Below are some of the key points explained in a little more detail, many of these points raised have been really interesting to read and have made me question my current idea for my practical element.

The above explains how receiving parcels excites digital natives and encourages them to check their post. It also explains how despite being very digitally focussed the emotional connection to physical post is there, it is more an issue that they don't use this method to communicate largely any more. 

The following paragraph was interesting to read as it explains that qualities such as high quality paper and interactivity are more engaging for the digital native audience. 

However, the following does go on to explain how digital involvement further encourages digital natives to interact and engage with postal communications, mainly as this is what they are used to. 

But then the article goes back to talking about the emotional and personal connection with physical mail  and how digital natives, the same as other audiences, feel this. The following paragraph talks about scientific research that proves this connection exists. 

This has made me think that if I can communicate to digital natives through posting them something physical then perhaps this will be a more engaging way to communicate with them and this will hopefully mean that they are more likely to pay attention to what I will be saying. 

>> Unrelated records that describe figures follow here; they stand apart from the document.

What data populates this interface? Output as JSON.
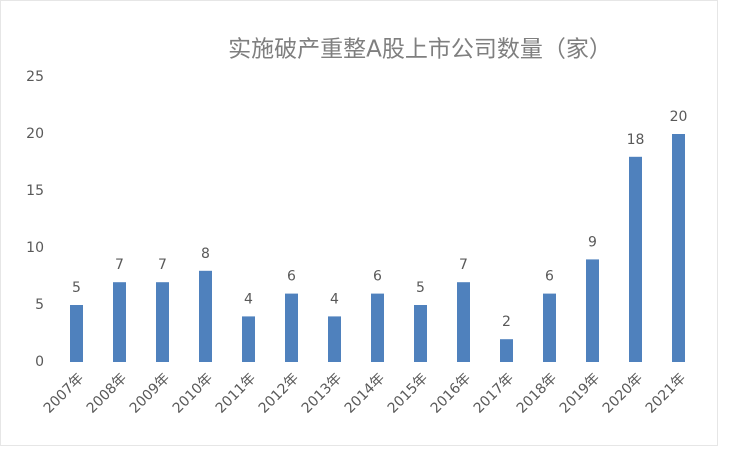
{
  "chart_data": {
    "type": "bar",
    "title": "实施破产重整A股上市公司数量（家）",
    "categories": [
      "2007年",
      "2008年",
      "2009年",
      "2010年",
      "2011年",
      "2012年",
      "2013年",
      "2014年",
      "2015年",
      "2016年",
      "2017年",
      "2018年",
      "2019年",
      "2020年",
      "2021年"
    ],
    "values": [
      5,
      7,
      7,
      8,
      4,
      6,
      4,
      6,
      5,
      7,
      2,
      6,
      9,
      18,
      20
    ],
    "color": "#4f81bd",
    "ylim": [
      0,
      25
    ],
    "yticks": [
      0,
      5,
      10,
      15,
      20,
      25
    ],
    "grid": false
  }
}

Below is another statistic proving that digital natives look forward to receiving mail. 

However, I don't think that many digital natives in the UK, in particular teenagers, will receive a great deal if any post as they will have no bills or bank statements and as I have previously identified people do not communicate via the post any more. 

Again the following discusses how digital natives do enjoy getting mail and find letters and cards more personal, which suggests that the issue is that they do not communicate via these forms any more, as I found in the previous articles. 

The paragraph below links back to a previous point about digital natives engaging with quality paper, etc. as this explains that they respond more positively to unique or eye catching features. A survey has backed this up with some digital natives saying they would 'definitely look at this' when showed mail on thick card stock. Again however this is an American audience so I don't want to take this too literally, but it is a good indication that the quality of mail will effect engagement. 

The final point I have included reiterates an early point that parcels are more engaging and exciting to digital natives. 

This research into digital natives has been far more helpful than I originally thought it was going to be and it has lead me to think of ways I could adjust my idea for my practical element to make it more relevant and appropriate to the audience. 

I definitely want to try and encourage the audience to communicate in a hand written form after reading how many digital natives are so reliant on digital communications such as texting, etc. as this will also encourage them to interact with physical forms of print and hopefully from this they will appreciate the more human and personal factors that print can offer over digital. 

After reading about how digital natives engage with the post I have been thinking about instead of simply producing a book produce a mail out pack for digital natives possibly including a small book including the vows but also provide facilities to encourage them to communicate through print. 

This is something I now need to think about and refine.